Fight / Flight / Freeze Response

Okay, so how can we increase exposure and get off the anxiety-avoidance roller coaster? First, we need to understand what’s going for you when you experience anxiety. Let's start by talking about what's going on in your body when you experience stress or anxiety.

A big part of anxiety has to do with our physiological responses to stressors. Some of you may have heard of the fight, flight, or freeze response. That’s what we are talking about here.  Essentially, the most primitive part of our brain (our amygdala) has an evolutionary basis in protecting us from danger. This is a good thing!

Our amygdala is our body’s anxiety switch. When we as early humans were living in the wilderness and needed protection from danger such as animals and/or other predators, this part of our brain adapted and switched on to help us to either fight the predator or flee from the situation. Fighting or fleeing (aka avoidance) was our brain’s adaptive response to danger.

Researchers later acknowledged that in addition to fighting or fleeing, we may also respond by freezing when we perceive danger. It’s not as commonly discussed, but it’s also an adaptive response. The freeze response is more of an automatic shut down in functioning, like a deer caught in headlights.

Let’s think about this. If you were hiking, confronted by a dangerous animal, and the amygdala (the anxiety switch) switched on, what might you feel happening in your body?

Click here to learn more about this. Take a look at the symptoms listed. Put a check mark next to the ones you have experienced.
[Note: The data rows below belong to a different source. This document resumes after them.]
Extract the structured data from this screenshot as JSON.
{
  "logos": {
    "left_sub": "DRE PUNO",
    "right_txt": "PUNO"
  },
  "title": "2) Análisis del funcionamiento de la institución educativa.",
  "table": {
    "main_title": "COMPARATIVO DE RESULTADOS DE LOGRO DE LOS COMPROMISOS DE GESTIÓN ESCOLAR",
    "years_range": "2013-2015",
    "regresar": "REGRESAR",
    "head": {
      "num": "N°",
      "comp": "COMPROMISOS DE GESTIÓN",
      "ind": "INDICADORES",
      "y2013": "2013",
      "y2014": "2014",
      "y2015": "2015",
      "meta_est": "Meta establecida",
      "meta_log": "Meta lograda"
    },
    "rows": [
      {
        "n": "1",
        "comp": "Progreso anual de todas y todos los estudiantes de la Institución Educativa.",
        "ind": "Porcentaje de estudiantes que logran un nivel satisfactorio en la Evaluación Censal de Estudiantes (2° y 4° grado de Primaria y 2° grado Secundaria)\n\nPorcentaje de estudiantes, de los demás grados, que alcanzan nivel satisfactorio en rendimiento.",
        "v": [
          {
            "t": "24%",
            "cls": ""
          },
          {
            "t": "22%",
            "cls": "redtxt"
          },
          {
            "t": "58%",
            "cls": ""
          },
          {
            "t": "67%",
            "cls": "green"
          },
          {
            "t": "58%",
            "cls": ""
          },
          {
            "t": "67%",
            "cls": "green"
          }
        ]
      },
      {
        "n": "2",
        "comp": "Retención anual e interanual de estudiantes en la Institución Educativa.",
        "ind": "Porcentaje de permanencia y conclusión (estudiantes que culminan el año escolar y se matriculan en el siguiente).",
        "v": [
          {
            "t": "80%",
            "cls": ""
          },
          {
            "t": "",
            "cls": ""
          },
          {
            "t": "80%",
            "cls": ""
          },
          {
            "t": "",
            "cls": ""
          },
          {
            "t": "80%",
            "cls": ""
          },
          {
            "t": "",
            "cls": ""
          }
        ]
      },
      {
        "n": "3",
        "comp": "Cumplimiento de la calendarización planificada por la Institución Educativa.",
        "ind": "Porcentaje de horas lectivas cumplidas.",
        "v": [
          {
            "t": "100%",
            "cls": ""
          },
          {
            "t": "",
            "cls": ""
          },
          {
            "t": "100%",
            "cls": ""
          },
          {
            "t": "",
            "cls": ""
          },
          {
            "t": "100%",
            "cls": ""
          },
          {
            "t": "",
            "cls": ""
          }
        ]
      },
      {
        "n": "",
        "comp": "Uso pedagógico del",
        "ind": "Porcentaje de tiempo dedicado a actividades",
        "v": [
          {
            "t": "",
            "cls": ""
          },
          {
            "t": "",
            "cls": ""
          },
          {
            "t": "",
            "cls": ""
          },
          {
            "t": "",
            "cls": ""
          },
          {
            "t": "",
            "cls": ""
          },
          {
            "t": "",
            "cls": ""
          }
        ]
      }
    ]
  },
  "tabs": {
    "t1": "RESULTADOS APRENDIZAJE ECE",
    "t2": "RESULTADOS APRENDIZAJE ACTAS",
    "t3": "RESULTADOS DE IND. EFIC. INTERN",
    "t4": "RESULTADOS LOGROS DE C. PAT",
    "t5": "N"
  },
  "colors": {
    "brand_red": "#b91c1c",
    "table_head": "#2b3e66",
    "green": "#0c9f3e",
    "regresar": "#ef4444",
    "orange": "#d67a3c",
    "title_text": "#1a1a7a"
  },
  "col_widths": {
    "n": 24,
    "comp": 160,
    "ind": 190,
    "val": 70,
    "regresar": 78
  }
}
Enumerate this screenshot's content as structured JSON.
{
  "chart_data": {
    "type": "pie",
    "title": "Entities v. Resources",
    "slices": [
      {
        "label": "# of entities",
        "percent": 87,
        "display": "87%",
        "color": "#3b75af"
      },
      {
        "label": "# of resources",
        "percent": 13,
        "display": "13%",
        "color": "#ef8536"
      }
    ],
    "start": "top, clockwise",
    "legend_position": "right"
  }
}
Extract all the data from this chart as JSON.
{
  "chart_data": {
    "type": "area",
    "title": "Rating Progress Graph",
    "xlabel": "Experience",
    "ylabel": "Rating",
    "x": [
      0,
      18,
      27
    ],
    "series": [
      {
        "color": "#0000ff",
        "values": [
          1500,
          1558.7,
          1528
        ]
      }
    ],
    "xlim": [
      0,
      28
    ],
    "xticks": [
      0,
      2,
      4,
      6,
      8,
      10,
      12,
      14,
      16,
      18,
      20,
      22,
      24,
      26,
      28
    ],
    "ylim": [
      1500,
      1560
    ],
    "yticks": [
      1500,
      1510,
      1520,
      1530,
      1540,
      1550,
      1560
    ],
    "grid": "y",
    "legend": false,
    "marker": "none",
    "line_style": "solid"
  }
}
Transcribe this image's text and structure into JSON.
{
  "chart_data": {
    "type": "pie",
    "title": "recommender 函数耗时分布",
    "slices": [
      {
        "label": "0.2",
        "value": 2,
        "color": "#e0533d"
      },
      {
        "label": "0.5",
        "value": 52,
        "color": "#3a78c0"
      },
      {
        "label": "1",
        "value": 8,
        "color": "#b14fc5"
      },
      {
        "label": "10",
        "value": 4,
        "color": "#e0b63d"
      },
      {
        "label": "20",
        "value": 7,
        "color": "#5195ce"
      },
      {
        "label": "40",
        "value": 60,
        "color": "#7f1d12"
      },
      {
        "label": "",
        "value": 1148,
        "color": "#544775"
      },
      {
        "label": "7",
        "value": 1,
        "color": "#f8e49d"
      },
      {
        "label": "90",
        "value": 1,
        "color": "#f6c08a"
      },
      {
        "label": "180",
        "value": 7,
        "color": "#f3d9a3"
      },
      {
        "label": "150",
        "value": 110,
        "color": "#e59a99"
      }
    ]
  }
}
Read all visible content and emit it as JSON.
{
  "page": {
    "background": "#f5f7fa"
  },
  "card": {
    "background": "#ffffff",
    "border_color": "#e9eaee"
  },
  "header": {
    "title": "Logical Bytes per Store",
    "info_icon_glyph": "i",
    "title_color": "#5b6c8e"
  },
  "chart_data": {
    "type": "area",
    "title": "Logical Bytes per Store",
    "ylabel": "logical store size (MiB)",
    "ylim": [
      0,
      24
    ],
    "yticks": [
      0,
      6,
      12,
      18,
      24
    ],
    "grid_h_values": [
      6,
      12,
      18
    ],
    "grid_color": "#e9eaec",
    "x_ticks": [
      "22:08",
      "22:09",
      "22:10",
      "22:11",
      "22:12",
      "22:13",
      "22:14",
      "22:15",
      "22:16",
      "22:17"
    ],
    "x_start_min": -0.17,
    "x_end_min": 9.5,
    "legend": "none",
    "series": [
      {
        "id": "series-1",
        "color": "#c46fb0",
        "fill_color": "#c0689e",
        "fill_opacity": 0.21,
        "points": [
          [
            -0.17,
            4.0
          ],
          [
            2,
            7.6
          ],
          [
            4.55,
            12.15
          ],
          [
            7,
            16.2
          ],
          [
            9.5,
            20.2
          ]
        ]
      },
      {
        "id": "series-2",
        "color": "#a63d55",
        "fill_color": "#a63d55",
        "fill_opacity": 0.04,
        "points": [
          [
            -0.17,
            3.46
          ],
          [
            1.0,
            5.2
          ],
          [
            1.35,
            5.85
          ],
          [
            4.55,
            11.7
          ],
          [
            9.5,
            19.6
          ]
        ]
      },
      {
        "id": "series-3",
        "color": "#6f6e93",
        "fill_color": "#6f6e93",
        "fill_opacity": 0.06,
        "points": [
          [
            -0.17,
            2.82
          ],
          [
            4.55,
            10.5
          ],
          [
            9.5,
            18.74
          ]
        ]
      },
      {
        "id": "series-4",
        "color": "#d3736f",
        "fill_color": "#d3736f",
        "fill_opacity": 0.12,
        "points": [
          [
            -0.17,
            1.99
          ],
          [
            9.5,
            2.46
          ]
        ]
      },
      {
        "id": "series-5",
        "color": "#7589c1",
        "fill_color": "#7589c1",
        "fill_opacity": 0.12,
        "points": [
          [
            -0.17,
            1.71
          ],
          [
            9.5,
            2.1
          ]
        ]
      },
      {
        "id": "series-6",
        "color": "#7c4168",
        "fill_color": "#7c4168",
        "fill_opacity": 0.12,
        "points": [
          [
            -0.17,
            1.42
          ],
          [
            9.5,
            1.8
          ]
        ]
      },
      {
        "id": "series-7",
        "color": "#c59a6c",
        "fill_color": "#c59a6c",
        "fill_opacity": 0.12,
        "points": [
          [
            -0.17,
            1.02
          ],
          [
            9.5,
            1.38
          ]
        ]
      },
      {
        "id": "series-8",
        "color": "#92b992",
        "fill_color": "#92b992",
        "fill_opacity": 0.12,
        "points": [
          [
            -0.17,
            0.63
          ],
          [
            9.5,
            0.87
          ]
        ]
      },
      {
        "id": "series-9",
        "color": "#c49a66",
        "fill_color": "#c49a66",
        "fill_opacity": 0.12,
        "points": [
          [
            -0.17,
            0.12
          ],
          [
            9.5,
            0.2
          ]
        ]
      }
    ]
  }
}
These are the fight or flight responses triggered by our amygdala. These responses saved us from danger as early humans and they save us from danger today. So, they are very helpful and adaptive when it comes to life-threatening situations. 

But typically, the threats that we face today, that trigger the physiological responses, are not life threatening. Right? When was the last time you had to escape from a dangerous animal?

So the threats are different but our brains react just like they did when we were early humans dealing with life-threatening situations. The fight, flight, or freeze system is getting mis-triggered because our brains are not distinguishing between life threatening and non-life threatening stressors. It’s like a false alarm that is constantly going off. Our amygdala gets stuck in the “on” mode, so we run away from or fight danger all day long and tire ourselves out!

Further, the amygdala learns that this level of arousal and anxiety, this constant “on” mode, is the new norm and the amygdala adapts and adopts this new elevated level of anxiety for your body. This may be why you feel anxious all the time.

So the fight, flight, or freeze response triggered by the amygdala contributes to physiological symptoms of anxiety. These physiological symptoms are one of the uncomfortable things that we avoid when we avoid anxiety-provoking situations.